Something else that the police officers need to do is differentiate between the true troublemakers — the rioters who just want to destroy things, the looters who are out for personal gain, and the political activists whose agenda involves using violence to bring about their vision of a socialist future — and those good people who have joined in what they expect to be peaceful protests to address legitimate injustices and flaws in the system.
What about the public? What do they need to do for this marriage to be saved? First and foremost, they have to want to save it. I’m afraid that’s going to be the biggest hurdle. Too many people today are short-term thinkers. A police officer did a bad thing, thus police officers do bad things, thus we should get rid of the police. They aren’t looking at the long term ramifications of that. They aren’t thinking about how it would impact their own safety and that of their families. They’re just (most of them unknowingly) following a playbook written by master manipulators who are using them to gain power — not to give power to “the people.”
Unless and until the protesters and rioters open their eyes and see that they’re being used, there is nothing the police can do that will convince them that the relationship is worth preserving.
If this widening gulf between law enforcement and its supporters and those who oppose them was the whole of the problem, it would still be bad, but maybe manageable. It’s not. We are in vehement disagreement over so much more than just the role of the police or just the suitability of a presidential candidate.
I have been afraid, for a while, that our country is headed toward the Big Split, more formally known as a schism. We are divided to a greater extent than we’ve ever been in my lifetime. The population has for the most part retreated into two distinct camps and their members might as well be from different planets. Their values, beliefs, aspirations, and ways of thinking are so far apart as to be almost incomprehensible to one another.
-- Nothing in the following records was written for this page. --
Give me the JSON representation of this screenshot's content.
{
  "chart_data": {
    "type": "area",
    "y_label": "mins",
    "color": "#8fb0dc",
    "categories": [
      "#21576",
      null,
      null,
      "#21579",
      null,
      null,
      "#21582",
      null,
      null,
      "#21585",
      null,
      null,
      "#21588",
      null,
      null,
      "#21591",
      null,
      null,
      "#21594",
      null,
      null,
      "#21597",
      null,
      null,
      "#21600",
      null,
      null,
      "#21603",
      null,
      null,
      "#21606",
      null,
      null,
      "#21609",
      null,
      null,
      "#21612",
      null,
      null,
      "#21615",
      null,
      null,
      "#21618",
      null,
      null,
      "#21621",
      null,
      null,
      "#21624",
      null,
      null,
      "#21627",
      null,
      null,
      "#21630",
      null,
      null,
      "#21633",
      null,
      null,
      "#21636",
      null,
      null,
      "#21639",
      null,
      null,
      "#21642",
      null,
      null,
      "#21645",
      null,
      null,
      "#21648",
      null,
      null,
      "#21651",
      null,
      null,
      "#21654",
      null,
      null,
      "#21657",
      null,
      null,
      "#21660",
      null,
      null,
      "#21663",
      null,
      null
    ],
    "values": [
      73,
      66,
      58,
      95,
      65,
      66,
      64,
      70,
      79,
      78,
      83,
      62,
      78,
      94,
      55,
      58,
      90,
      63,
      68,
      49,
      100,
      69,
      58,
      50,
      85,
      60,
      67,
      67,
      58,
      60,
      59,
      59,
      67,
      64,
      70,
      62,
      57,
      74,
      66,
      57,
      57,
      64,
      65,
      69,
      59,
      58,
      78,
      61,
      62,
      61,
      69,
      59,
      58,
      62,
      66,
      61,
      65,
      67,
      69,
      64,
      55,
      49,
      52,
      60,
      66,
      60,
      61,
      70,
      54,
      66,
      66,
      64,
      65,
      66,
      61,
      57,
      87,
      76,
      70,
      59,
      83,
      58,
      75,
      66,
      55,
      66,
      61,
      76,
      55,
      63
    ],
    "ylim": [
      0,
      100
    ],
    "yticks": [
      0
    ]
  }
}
I remember (fondly) when “regular people” rarely discussed politics. They went to the polls and voted (or didn’t), they might even give money to candidates they supported, or put a yard sign at election time. Today, politics permeates all parts of our lives. Facebook cruise groups, dog lover groups, photography groups — all sorts of groups dedicated to interests that have nothing to do with political issues are rife with liberal vs conservative discussions. The most innocuous posts on my own timeline (such as a photo of my dinner at a restaurant) have turned political (“shame on you for eating sea bass” or “I wouldn’t eat there – it looks like they use plastic straws.”
Some say we’re headed for a second civil war. Others say we’re already fighting it. One thing is certain: we are no longer “one nation, under God” (if we ever really were). We no longer even pretend to be. I have a lot of thoughts about that and where we may be headed and the future of this country. But that’s another subject for another time.
In the meantime, we’re losing those who stand between the weak and the wolves. Good police officers are leaving. Their places won’t be filled by And when they’re gone, there is going to be a feeding frenzy.